Since, the next day's weather is either sunny or rainy it follows that:

$P(\text{Next day is Rainy}\,\vert \,\text{Given today is Rainy)}=0.50$

Similarly, let:

$P(\text{Next day is Rainy}\,\vert \,\text{Given today is Sunny)}=0.10$

Therefore, it follows that:

$P(\text{Next day is Sunny}\,\vert \,\text{Given today is Sunny)}=0.90$

The above four numbers can be compactly represented as a transition matrix which represents the probabilities of the weather moving from one state to another state as follows:

$P = \begin{bmatrix} & S & R \\ S& 0.9 & 0.1 \\ R& 0.5 & 0.5 \end{bmatrix}$

We might ask several questions whose answers follow:


Q1: If the weather is sunny today then what is the weather likely to be tomorrow?

A1: Since, we do not know what is going to happen for sure, the best we can say is that there is a $90\%$ chance that it is likely to be sunny and $10\%$ that it will be rainy.


Q2: What about two days from today?

A2: One day prediction: $90\%$ sunny, $10\%$ rainy. Therefore, two days from now:

First day it can be sunny and the next day also it can be sunny. Chances of this happening are: $0.9 \times 0.9$.

Or

First day it can be rainy and second day it can be sunny. Chances of this happening are: $0.1 \times 0.5$.

Therefore, the probability that the weather will be sunny in two days is:

$P(\text{Sunny 2 days from now} = 0.9 \times 0.9 + 0.1 \times 0.5 = 0.81 + 0.05 = 0.86$

Similarly, the probability that it will be rainy is:

$P(\text{Rainy 2 days from now} = 0.1 \times 0.5 + 0.9 \times 0.1 = 0.05 + 0.09 = 0.14$


In linear algebra (transition matrices) these calculations correspond to all the permutations in transitions from one step to the next (sunny-to-sunny ($S_2S$), sunny-to-rainy ($S_2R$), rainy-to-sunny ($R_2S$) or rainy-to-rainy ($R_2R$)) with their calculated probabilities:

enter image description here

On the lower part of the image we see how to calculate the probability of a future state ($t+1$ or $t+2$) given the probabilities (probability mass function, $PMF$) for every state (sunny or rainy) at time zero (now or $t_0$) as simple matrix multiplication.

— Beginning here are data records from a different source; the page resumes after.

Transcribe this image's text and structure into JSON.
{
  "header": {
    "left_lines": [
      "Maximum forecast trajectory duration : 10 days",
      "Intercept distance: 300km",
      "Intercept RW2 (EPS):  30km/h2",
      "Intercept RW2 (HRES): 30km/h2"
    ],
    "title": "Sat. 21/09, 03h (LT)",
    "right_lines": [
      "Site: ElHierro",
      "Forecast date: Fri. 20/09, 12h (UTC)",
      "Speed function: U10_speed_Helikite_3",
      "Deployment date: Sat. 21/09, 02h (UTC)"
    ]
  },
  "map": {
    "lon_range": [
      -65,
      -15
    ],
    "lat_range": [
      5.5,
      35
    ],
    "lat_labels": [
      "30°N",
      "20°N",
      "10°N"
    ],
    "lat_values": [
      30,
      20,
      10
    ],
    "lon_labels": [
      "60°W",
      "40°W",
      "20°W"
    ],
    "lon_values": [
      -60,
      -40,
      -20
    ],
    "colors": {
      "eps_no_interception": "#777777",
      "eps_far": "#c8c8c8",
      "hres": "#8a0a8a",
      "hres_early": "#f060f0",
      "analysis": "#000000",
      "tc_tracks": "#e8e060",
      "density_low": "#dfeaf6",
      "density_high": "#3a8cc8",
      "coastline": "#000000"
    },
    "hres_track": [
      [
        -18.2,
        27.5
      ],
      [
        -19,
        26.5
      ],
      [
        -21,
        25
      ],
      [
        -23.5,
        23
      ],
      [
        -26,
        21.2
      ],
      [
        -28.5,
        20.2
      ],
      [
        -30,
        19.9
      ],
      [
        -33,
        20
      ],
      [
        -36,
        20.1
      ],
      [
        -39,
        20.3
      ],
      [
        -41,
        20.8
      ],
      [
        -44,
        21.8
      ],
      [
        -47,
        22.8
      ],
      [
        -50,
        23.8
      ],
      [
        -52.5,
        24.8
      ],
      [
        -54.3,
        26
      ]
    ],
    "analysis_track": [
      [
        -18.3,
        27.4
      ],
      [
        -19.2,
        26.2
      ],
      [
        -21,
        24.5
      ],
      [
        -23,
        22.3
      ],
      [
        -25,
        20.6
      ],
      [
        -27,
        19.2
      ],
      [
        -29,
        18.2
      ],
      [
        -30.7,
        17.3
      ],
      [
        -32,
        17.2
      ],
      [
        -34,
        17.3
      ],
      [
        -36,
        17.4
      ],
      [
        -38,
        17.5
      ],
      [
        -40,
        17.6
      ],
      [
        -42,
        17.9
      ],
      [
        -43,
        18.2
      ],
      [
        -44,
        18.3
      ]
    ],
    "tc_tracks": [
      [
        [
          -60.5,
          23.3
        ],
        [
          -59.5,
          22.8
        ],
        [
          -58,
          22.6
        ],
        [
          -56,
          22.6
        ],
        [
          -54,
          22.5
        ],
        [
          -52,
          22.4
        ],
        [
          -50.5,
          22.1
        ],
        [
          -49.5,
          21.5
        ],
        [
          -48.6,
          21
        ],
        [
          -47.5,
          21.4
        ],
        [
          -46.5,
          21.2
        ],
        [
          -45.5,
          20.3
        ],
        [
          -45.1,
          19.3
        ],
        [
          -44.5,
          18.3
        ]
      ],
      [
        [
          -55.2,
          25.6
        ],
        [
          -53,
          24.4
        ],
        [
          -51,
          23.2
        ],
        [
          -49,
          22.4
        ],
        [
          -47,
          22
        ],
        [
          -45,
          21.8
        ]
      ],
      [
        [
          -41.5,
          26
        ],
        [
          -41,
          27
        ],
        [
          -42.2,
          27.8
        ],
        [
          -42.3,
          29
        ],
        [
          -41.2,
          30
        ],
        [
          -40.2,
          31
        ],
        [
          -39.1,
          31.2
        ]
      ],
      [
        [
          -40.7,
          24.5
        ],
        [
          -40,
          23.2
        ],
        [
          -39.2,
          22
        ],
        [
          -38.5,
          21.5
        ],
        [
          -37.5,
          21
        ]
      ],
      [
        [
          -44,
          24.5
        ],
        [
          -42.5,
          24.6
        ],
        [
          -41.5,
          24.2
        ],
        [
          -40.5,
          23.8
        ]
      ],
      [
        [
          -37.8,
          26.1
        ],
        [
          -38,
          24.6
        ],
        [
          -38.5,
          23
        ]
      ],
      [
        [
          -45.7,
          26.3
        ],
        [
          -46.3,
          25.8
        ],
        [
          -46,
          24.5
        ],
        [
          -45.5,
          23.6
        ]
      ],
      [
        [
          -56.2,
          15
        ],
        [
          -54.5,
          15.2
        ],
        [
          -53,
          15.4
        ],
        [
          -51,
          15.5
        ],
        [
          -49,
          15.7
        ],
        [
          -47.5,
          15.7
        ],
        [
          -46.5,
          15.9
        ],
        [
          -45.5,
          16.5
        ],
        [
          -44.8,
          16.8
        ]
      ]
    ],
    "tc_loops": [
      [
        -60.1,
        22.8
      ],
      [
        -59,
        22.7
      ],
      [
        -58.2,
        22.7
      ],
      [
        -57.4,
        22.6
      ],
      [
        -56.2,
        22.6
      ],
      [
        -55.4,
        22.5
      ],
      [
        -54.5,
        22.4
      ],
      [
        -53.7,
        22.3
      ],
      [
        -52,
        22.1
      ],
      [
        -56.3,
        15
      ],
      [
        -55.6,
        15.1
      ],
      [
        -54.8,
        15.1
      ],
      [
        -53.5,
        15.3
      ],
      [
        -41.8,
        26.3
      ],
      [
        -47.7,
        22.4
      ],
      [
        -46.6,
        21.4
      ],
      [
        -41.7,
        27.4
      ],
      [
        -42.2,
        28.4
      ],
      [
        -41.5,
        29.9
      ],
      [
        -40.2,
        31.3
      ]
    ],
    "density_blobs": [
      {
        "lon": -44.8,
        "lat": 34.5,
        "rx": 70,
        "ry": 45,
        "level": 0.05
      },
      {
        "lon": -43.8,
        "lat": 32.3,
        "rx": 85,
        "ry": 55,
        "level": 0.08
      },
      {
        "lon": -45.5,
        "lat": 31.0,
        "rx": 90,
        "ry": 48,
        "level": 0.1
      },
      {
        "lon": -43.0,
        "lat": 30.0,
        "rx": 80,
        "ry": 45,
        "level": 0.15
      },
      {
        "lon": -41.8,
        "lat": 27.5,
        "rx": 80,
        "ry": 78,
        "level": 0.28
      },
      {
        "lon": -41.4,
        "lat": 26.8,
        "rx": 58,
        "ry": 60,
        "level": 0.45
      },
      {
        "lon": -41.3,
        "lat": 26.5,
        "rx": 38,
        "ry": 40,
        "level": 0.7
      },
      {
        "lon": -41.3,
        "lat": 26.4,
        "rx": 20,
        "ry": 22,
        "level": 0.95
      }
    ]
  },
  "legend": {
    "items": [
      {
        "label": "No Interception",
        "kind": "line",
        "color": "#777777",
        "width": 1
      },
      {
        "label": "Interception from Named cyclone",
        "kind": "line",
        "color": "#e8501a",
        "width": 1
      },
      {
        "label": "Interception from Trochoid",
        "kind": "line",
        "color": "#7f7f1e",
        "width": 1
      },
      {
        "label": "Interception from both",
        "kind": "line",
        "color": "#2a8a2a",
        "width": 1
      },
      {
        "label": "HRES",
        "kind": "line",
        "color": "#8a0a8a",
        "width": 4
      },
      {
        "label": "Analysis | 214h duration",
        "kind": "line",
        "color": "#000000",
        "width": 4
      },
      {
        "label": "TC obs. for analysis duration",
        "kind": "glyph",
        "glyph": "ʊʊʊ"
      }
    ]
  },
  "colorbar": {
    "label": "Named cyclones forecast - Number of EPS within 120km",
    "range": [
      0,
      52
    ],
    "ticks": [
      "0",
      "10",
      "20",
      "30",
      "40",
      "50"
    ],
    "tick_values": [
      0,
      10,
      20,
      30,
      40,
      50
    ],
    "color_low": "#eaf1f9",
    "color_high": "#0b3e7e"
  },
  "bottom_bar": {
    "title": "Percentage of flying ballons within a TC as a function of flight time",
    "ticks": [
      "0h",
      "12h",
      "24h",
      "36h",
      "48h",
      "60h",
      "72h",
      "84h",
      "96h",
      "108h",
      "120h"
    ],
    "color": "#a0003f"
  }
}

If you keep forecasting weather like this you will notice that eventually the $n$-th day forecast, where $n$ is very large (say $30$), settles to the following 'equilibrium' probabilities:

$P(\text{Sunny}) = 0.833$

and

$P(\text{Rainy}) = 0.167$

In other words, your forecast for the $n$-th day and the $n+1$-th day remain the same. In addition, you can also check that the 'equilibrium' probabilities do not depend on the weather today. You would get the same forecast for the weather if you start of by assuming that the weather today is sunny or rainy.

The above example will only work if the state transition probabilities satisfy several conditions which I will not discuss here. But, notice the following features of this 'nice' Markov chain (nice = transition probabilities satisfy conditions):

Irrespective of the initial starting state we will eventually reach an equilibrium probability distribution of states.

Markov Chain Monte Carlo exploits the above feature as follows:

We want to generate random draws from a target distribution. We then identify a way to construct a 'nice' Markov chain such that its equilibrium probability distribution is our target distribution.

If we can construct such a chain then we arbitrarily start from some point and iterate the Markov chain many times (like how we forecast the weather $n$ times). Eventually, the draws we generate would appear as if they are coming from our target distribution.

We then approximate the quantities of interest (e.g. mean) by taking the sample average of the draws after discarding a few initial draws which is the Monte Carlo component.

There are several ways to construct 'nice' Markov chains (e.g., Gibbs sampler, Metropolis-Hastings algorithm).